In her 1988 short essay The Carrier Bag Theory of Fiction, Ursula K le Guin refutes the dominant narrative that the first human cultural device or technology was the spear or axe, used for ‘sticking, bashing and killing’. Rather, she argues, civilisation began with the humble receptacle or container – leaves, gourds, shells, net bags, slings or sacks, were used to gather, transport and hold nuts, berries, seeds, roots, shoots and leaves, and other life sustaining nutrients. Le Guin explains: ‘If you haven’t got something to put it in, food will escape you’, and as the tool which ‘brings energy home’, the carrier bag is the untold origin story of culture, technology and civilisation.
Unlike the spear (which follows a linear trajectory towards its target), Le Guin’s carrier bag is vast and messy; a ‘womb of things’ and ‘a bag of stars’. Le Guin draws our attention to the fact that the form of the novel, mirrors the function of the sling or sack, she explains; ‘A book holds words. Words hold things. They bear meanings. A novel is a medicine bundle, holding things in a particular, powerful relation to one another and to us.’ For le Guin, stories, and in particular science fiction stories, have a generative potential to redefine, reimagine and reconfigure how we understand the world around us.
– Le Guin, U. The Carrier Bag Theory of Fiction (1988, 2019), Ignota Books
The Carrier Bag Theory of Fiction acts as the departure point for ‘A rising fin on a wide blank sea’ which seeks to re-imagine the story of a 70ft long, 40 tonne blue whale, which was fatally wounded and washed ashore with the ebb and flow of the tide in Boscombe in 1897.
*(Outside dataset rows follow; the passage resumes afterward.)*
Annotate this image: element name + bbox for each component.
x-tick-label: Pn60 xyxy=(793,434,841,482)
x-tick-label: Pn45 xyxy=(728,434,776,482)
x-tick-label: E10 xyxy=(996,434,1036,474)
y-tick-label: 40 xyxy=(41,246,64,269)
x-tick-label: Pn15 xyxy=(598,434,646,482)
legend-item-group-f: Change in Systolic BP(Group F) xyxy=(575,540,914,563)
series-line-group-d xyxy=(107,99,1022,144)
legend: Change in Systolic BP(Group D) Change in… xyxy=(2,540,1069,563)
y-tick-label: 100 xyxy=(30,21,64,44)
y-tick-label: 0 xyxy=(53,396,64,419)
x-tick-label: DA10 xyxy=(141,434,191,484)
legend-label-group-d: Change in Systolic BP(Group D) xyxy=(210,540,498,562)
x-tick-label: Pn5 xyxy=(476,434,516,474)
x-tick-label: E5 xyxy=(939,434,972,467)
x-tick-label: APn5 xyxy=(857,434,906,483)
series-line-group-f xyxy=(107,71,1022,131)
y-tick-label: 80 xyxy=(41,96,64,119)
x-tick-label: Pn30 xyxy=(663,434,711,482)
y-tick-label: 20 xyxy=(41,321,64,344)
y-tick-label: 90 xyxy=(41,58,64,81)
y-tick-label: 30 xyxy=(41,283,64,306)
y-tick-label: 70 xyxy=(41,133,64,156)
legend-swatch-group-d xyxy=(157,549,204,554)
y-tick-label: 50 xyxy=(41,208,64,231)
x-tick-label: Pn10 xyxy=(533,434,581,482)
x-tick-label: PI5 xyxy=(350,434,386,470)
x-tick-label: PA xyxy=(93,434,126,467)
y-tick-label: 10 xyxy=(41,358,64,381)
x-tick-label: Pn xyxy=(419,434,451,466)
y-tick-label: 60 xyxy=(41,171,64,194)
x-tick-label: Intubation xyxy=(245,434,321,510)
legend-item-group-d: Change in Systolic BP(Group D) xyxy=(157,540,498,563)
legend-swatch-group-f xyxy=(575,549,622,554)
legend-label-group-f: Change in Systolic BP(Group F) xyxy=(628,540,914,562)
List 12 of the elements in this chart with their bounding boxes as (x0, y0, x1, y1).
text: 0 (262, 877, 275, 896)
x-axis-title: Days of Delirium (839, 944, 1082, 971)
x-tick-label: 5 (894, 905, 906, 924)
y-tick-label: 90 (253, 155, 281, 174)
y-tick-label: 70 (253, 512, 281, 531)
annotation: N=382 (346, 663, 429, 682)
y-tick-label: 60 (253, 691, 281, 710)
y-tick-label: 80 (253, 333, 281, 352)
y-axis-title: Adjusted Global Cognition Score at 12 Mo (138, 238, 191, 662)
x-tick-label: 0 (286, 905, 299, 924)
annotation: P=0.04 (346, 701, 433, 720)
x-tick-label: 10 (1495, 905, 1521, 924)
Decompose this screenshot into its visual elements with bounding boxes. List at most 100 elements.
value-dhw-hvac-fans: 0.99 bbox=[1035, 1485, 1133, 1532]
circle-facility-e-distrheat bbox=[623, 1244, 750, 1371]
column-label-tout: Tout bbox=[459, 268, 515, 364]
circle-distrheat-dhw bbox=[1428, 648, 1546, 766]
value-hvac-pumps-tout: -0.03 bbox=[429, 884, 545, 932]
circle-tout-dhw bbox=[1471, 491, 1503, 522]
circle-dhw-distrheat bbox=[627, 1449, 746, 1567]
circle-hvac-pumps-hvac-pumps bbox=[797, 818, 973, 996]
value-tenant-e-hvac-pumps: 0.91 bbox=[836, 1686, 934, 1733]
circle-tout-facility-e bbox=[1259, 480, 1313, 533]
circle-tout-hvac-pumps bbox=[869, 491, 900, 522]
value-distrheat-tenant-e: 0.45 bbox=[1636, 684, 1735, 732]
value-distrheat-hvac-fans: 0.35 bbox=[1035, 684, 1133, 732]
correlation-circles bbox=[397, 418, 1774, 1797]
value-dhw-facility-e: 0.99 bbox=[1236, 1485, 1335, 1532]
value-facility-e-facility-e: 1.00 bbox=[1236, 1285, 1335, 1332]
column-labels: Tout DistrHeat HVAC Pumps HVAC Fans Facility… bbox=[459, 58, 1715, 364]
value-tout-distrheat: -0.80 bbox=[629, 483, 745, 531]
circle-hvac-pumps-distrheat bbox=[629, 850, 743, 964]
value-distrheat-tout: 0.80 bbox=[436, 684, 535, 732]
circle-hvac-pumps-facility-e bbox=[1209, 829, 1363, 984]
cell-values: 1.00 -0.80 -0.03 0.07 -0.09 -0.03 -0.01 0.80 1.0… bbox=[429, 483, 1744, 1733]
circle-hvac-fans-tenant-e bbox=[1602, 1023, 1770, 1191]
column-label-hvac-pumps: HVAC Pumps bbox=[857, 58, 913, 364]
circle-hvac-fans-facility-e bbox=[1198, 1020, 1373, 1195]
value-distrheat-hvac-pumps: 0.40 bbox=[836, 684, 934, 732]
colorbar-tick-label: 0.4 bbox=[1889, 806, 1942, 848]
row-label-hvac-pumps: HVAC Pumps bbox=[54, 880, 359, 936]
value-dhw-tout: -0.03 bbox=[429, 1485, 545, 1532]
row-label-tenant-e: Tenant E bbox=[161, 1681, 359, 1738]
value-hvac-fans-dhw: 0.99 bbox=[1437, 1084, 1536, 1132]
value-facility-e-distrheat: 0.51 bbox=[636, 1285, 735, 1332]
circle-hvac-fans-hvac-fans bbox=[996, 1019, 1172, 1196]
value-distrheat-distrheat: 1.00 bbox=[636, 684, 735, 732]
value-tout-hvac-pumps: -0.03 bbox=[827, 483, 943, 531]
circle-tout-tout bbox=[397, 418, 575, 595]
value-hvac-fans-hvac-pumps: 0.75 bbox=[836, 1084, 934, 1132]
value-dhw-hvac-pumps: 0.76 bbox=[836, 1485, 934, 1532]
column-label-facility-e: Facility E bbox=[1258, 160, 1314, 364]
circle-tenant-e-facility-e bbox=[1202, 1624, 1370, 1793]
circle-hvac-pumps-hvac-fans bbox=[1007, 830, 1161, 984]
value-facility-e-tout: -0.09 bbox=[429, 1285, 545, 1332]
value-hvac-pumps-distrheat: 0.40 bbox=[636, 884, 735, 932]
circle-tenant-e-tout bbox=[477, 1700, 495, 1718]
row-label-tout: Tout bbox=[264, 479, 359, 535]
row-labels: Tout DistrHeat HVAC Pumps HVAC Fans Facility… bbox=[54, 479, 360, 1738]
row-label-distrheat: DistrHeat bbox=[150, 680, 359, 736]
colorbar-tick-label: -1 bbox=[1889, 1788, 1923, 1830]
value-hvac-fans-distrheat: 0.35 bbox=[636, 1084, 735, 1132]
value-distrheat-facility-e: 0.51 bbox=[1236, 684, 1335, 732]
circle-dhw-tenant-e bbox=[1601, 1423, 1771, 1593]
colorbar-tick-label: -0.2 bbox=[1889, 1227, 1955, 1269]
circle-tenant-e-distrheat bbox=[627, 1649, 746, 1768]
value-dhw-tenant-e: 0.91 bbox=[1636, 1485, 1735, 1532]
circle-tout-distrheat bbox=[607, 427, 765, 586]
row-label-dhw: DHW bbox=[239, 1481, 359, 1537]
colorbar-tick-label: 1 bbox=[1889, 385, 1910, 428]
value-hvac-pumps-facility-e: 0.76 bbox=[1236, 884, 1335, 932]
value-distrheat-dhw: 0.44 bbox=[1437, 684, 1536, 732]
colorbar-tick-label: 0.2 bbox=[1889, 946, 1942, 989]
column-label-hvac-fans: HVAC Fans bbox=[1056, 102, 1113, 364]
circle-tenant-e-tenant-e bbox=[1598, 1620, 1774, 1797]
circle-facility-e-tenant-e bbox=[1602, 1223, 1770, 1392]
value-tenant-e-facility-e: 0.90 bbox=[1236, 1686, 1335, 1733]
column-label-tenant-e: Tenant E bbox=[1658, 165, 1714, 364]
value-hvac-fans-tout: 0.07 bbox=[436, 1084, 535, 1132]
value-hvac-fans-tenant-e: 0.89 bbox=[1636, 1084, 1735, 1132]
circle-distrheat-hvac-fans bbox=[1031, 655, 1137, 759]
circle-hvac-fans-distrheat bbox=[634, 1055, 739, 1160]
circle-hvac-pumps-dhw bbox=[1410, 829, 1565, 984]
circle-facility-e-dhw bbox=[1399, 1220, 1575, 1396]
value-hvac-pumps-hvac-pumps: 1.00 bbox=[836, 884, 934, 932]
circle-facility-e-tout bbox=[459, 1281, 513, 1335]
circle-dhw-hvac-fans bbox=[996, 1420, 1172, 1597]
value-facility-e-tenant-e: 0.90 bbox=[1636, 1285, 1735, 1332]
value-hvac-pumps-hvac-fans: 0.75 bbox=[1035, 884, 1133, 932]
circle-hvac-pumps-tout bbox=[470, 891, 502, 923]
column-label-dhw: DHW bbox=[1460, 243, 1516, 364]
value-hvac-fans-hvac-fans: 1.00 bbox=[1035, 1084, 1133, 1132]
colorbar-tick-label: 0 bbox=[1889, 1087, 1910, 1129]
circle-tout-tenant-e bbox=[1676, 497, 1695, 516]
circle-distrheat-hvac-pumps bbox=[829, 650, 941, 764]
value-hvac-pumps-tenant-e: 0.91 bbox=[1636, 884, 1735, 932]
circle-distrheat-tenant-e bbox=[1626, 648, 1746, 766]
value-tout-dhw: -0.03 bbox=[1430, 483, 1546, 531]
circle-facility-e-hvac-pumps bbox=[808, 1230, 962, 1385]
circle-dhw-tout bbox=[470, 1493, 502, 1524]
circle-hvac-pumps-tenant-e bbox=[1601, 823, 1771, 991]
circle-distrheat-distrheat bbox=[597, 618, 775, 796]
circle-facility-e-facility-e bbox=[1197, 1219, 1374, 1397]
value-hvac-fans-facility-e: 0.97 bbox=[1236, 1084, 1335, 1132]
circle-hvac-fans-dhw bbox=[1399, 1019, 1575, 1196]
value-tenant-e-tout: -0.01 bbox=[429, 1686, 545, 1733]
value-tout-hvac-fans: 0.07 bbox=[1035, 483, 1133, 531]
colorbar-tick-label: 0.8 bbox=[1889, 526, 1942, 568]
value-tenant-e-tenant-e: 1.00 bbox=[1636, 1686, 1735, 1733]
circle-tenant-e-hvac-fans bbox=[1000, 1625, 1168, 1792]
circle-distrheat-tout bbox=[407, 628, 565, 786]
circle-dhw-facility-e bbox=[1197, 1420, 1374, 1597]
The film begins by documenting the process of reconstructing a fragment of the jawbone, using 3d rendering technologies. Once printed, the replica becomes the protagonist of the film, akin to a digitalised, yet fossilised, carrier bag-of-sorts. Existing somewhere between digital spectre and archaeological tool, the blue whale jawbone is the storyteller for our post-human time(s). Roaming the watery depths, this sentient spectre weaves together a narrative around the whale in mythology, underwater inter-species relations and investigates broader stories in relation to human created stresses and sonic violence within ocean ecologies.

Churchill Gardens
For the final weekend of the festival we turned Churchill Gardens into a ‘community back garden’ with a weekend of art installations, family workshops and activities to engage all ages. It brought fun and colour to the gardens for everyone to enjoy in a relaxed atmosphere to end the festival.
The centrepiece was an immersive, installation style space of arts duo, Rimski & Handkerchief who presented family performances including their bicycle piano/double bassicle, umbrella repair machine and turntable art. The stage area created by Rimski and Handkerchief operated like an outdoor venue, with additional crew, seating for the public and ongoing entertainment.
There was a variety of arts and craft workshops, music and performance acts across the gardens. This included African drumming with Cheikh Diop, willow making with Creative Kids, bubbles with Squidge and Pop and a silent disco among other workshops and activities.

Cora Clarke
Corrianna Clarke, Boscombe Bound
Created within and inspired by lockdown in Boscombe, the animated short ‘Boscombe Bound’ shares voices of the community, evoking the unique sense of this location and time.